Scale (ome_zarr.scale)

Module for downsampling numpy arrays via various methods.

See the Scaler class for details.

class ome_zarr.scale.Methods(value, names=<not given>, *values, module=None, qualname=None, type=None, start=1, boundary=None)[source]

Downsampling methods for multi-scale image generation.

Each method uses different algorithms and parameters. Refer to the method_dispatch dictionary for detailed configuration of each approach.

LOCAL_MEAN = 'local_mean'

Local mean downsampling.

Uses skimage.transform.downscale_local_mean() to average pixel values in fixed-size neighborhoods.

NEAREST = 'nearest'

Nearest-neighbor downsampling.

Uses skimage.transform.resize() with:

  • order=0 (nearest neighbor)

  • mode=’reflect’

  • anti_aliasing=False

  • preserve_range=True

RESIZE = 'resize'

Bilinear interpolation downsampling (default).

Uses skimage.transform.resize() with:

  • order=1 (bilinear interpolation)

  • mode=’reflect’

  • anti_aliasing=True

  • preserve_range=True

ZOOM = 'zoom'

Zoom-based flexible downsampling.

Uses scipy.ndimage.zoom() for general-purpose downsampling.

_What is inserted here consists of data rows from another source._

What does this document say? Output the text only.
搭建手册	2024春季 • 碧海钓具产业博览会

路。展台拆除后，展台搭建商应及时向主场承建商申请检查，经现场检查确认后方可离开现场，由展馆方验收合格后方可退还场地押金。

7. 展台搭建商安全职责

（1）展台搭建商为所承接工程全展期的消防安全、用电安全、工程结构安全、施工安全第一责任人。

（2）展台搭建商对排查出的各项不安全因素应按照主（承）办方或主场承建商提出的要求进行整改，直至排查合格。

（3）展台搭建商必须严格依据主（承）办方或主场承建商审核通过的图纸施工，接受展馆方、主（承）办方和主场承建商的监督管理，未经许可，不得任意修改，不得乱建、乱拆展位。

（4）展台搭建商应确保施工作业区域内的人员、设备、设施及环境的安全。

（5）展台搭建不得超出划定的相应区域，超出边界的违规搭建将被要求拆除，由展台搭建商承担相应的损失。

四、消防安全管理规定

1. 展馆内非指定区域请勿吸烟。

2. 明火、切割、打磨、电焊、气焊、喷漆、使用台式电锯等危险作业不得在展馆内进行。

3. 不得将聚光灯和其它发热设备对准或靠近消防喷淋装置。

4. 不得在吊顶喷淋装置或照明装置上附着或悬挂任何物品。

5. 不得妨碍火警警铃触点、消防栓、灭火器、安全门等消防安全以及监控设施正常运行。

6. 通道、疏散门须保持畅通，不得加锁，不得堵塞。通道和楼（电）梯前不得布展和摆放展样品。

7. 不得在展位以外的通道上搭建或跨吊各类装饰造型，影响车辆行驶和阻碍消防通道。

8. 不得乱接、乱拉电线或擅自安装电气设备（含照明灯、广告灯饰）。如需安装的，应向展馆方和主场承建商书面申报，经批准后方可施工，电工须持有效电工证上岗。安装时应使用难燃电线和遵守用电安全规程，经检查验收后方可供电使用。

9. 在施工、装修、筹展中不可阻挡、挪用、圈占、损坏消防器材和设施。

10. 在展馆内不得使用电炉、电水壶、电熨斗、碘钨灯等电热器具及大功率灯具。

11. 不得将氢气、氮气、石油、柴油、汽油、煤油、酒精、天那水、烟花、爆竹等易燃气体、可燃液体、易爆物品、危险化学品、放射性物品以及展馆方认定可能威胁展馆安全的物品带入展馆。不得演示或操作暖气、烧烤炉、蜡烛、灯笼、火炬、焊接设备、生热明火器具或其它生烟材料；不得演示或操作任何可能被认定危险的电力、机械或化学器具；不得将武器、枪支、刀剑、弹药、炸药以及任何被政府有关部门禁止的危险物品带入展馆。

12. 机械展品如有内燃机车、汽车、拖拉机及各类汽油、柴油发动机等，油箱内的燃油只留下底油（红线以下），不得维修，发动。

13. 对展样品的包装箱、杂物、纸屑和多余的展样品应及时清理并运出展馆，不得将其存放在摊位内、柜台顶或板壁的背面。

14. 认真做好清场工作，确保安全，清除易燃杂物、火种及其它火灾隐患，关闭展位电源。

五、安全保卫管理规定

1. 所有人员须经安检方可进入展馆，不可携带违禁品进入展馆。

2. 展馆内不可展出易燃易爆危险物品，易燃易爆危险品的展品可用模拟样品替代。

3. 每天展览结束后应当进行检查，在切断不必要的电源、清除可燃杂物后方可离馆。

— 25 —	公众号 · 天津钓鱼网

class ome_zarr.scale.Scaler(*args, **kwargs)[source]

Helper class for performing various types of downsampling.

Deprecated since version 0.14.0: This class is deprecated and should not be used.

Downsampling via the Scaler class has been deprecated. Please use the scale_factors argument in the ome_zarr.writer.write_image() function instead.

A method can be chosen by name such as “nearest”. All methods on this that do not begin with “_” and not either “methods” or “scale” are valid choices. These values can be returned by the methods() method.

copy_metadata

If True, copy Zarr attributes from the input array to the new group.

Type:

bool

downscale

Downscaling factor.

Type:

int

in_place

Does not do anything.

Type:

bool

labeled

If True, check that the values in the downsampled levels are a subset of the values found in the input array.

Type:

bool

max_layer

The maximum number of downsampled layers to create.

Type:

int

method

Downsampling method

Type:

str

>>> import numpy as np
>>> data = np.zeros((1, 1, 1, 64, 64))
>>> scaler = Scaler()
>>> downsampling = scaler.nearest(data)
>>> for x in downsampling:
...     print(x.shape)
(1, 1, 1, 64, 64)
(1, 1, 1, 32, 32)
(1, 1, 1, 16, 16)
(1, 1, 1, 8, 8)
(1, 1, 1, 4, 4)
property func: Callable[[ndarray], list[ndarray]]

Get downsample function.

gaussian(base: ndarray) list[ndarray][source]

Downsample using skimage.transform.pyramid_gaussian().

laplacian(base: ndarray) list[ndarray][source]

Downsample using skimage.transform.pyramid_laplacian().

local_mean(base: ndarray) list[ndarray][source]

Downsample using skimage.transform.downscale_local_mean().

static methods() Iterator[str][source]

Return the name of all methods which define a downsampling.

Any of the returned values can be used as the methods argument to the Scaler constructor

nearest(base: ndarray) list[ndarray][source]

Downsample using skimage.transform.resize().

resize_image(image: Array | ndarray) Array | ndarray[source]

Resize a numpy array OR a dask array to a smaller array (not pyramid)

scale(input_array: str, output_directory: str) None[source]

Perform downsampling to disk.

zoom(base: ndarray) list[ndarray][source]

Downsample using scipy.ndimage.zoom().